Don’t Delay, Start Today. Retirement’s Not That Far Away!

Alan Kwan - Oct 27, 2025

Starting early is key to successful retirement planning. Time is the most powerful factor in investing due to compounding, where growth builds on growth. Investing early can result in significantly higher returns compared to delaying by 10years.

Retirement planning often feels like a distant concern—something to think about “later.” But later comes faster than most expect. The truth is, time is the single most valuable resource in investing, and starting early can transform your financial future. Here’s why delaying could cost you more than you realize.


1. Harness the Power of Compounding

 

Compounding is often called the “eighth wonder of the world” for a reason. It’s not just growth—it’s growth on growth. Two examples show why starting early matters:

 

Example 1: Lump Sum Investment

Investing $10,000 at 7% annual return until age 65:

  • Start at 25, and you could have $149,000.
  • Wait until 35, and you’ll drop to $76,000.
  • Wait until 45, and you’ll have only $38,000.
  • Delay until 55, and you end up with $19,000.

 

 

Example 2: Monthly Contributions

Even small, consistent contributions make a huge difference.

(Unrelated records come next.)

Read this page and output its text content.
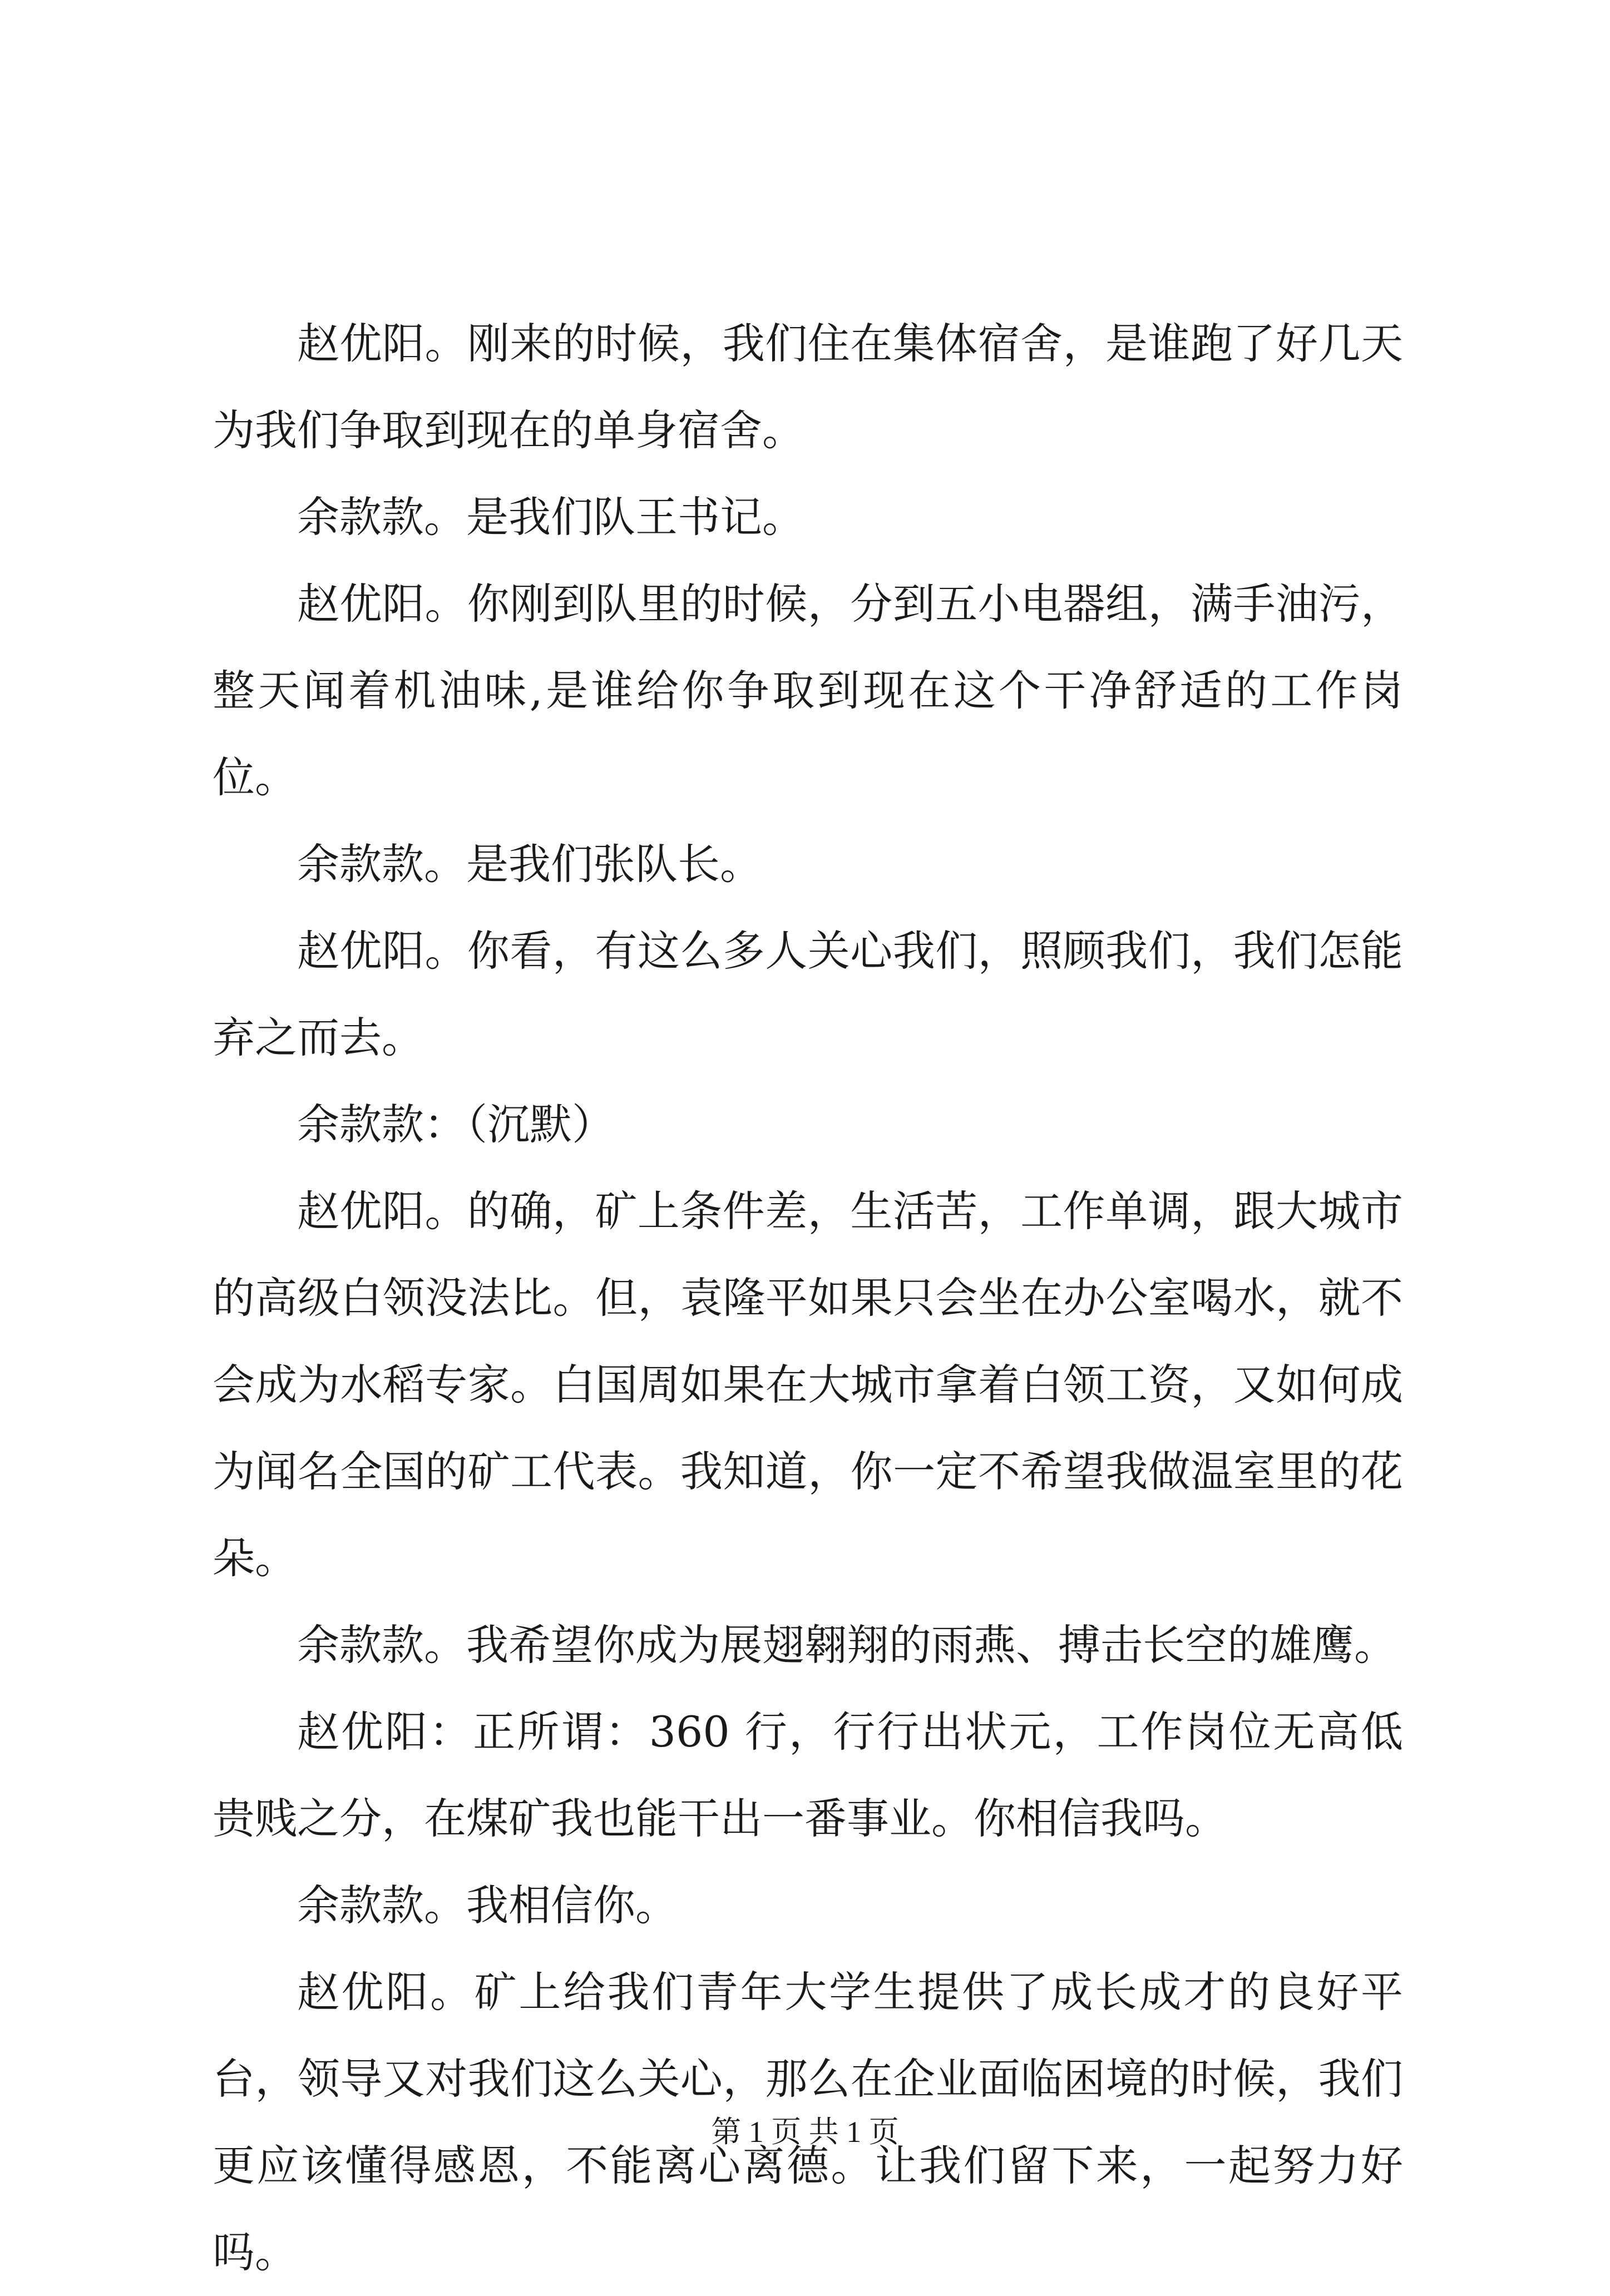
赵优阳。刚来的时候，我们住在集体宿舍，是谁跑了好几天为我们争取到现在的单身宿舍。

余款款。是我们队王书记。

赵优阳。你刚到队里的时候，分到五小电器组，满手油污，整天闻着机油味,是谁给你争取到现在这个干净舒适的工作岗位。

余款款。是我们张队长。

赵优阳。你看，有这么多人关心我们，照顾我们，我们怎能弃之而去。

余款款：（沉默）

赵优阳。的确，矿上条件差，生活苦，工作单调，跟大城市的高级白领没法比。但，袁隆平如果只会坐在办公室喝水，就不会成为水稻专家。白国周如果在大城市拿着白领工资，又如何成为闻名全国的矿工代表。我知道，你一定不希望我做温室里的花朵。

余款款。我希望你成为展翅翱翔的雨燕、搏击长空的雄鹰。

赵优阳：正所谓：360 行，行行出状元，工作岗位无高低贵贱之分，在煤矿我也能干出一番事业。你相信我吗。

余款款。我相信你。

赵优阳。矿上给我们青年大学生提供了成长成才的良好平台，领导又对我们这么关心，那么在企业面临困境的时候，我们更应该懂得感恩，不能离心离德。让我们留下来，一起努力好吗。

第 1 页 共 1 页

Investing $100 per month at 7% annual return until age 65:

  • Start at 25, and you could accumulate $262,000.
  • Wait until 35, and you’ll be left with $121,000.
  • Wait until 45, and you’ll have only $52,000.
  • Delay until 55, and you end up with just $17,000.

 

 

 


2. Inflation and Longevity: The Silent Challenges

 

Living longer is a blessing, but it comes with financial implications. Canadians are retiring earlier and living 20–30 years post-retirement. Add inflation—historically averaging 2–3%—and your purchasing power erodes over time. Starting early helps you build a buffer against these silent wealth killers.


3. Tax Efficiency: Your Hidden Advantage

 

Tax planning is one of the most overlooked aspects of wealth building, yet it can significantly impact your long-term returns:

  • RRSP (Registered Retirement Savings Plan): Contributions are tax-deductible, reducing your taxable income today. Investments inside your RRSP grow tax-deferred, so you don’t pay taxes on gains until withdrawal—usually when you’re in a lower tax bracket during retirement.
  • TFSA (Tax-Free Savings Account): Contributions are made with after-tax dollars, but all growth and withdrawals are completely tax-free. This makes TFSAs ideal for long-term compounding without future tax liability.
  • Strategic Use: Combining RRSP and TFSA contributions allows you to balance current tax savings with future tax-free withdrawals.
  • Impact Over Time: Tax savings reinvested can compound just like investment returns. Over decades, this can add tens of thousands of dollars to your portfolio.

4. Behavioral Benefits: Building Discipline

 

Investing early isn’t just about numbers—it’s about habits and psychology:

  • Automation Reduces Procrastination: Setting up automatic contributions ensures consistency.
  • Dollar-Cost Averaging: Regular contributions smooth out market volatility.
  • Emotional Resilience: Investors who start early and automate tend to stay invested during downturns.
  • Behavioral Edge: Early savers develop a mindset of delayed gratification and long-term thinking—critical traits for financial success.

Checklist: How to Start Today

 

  • Define Your Retirement Number: Estimate future expenses and lifestyle goals.
  • Start Small, Scale Up: Begin with what you can—$100/month grows significantly over time.
  • Leverage Tax-Advantaged Accounts: Maximize RRSP and TFSA contributions.
  • Automate Savings: Set recurring transfers to eliminate procrastination.
  • Diversify Wisely: Balance risk with a mix of equities, fixed income, and alternatives.
  • Review and Adjust Annually: Life changes—so should your plan.
  • Start a Retirement Plan with the Mah Investment Group: We have the tools and expertise to help create a dynamic plan to visualize and optimize solutions that fit you and your lifestyle.

Bottom Line

 

Retirement isn’t as far away as it seems. Every year you delay, you sacrifice the most powerful force in investing—time. Start today, and let compounding, tax efficiency, and disciplined habits work in your favor.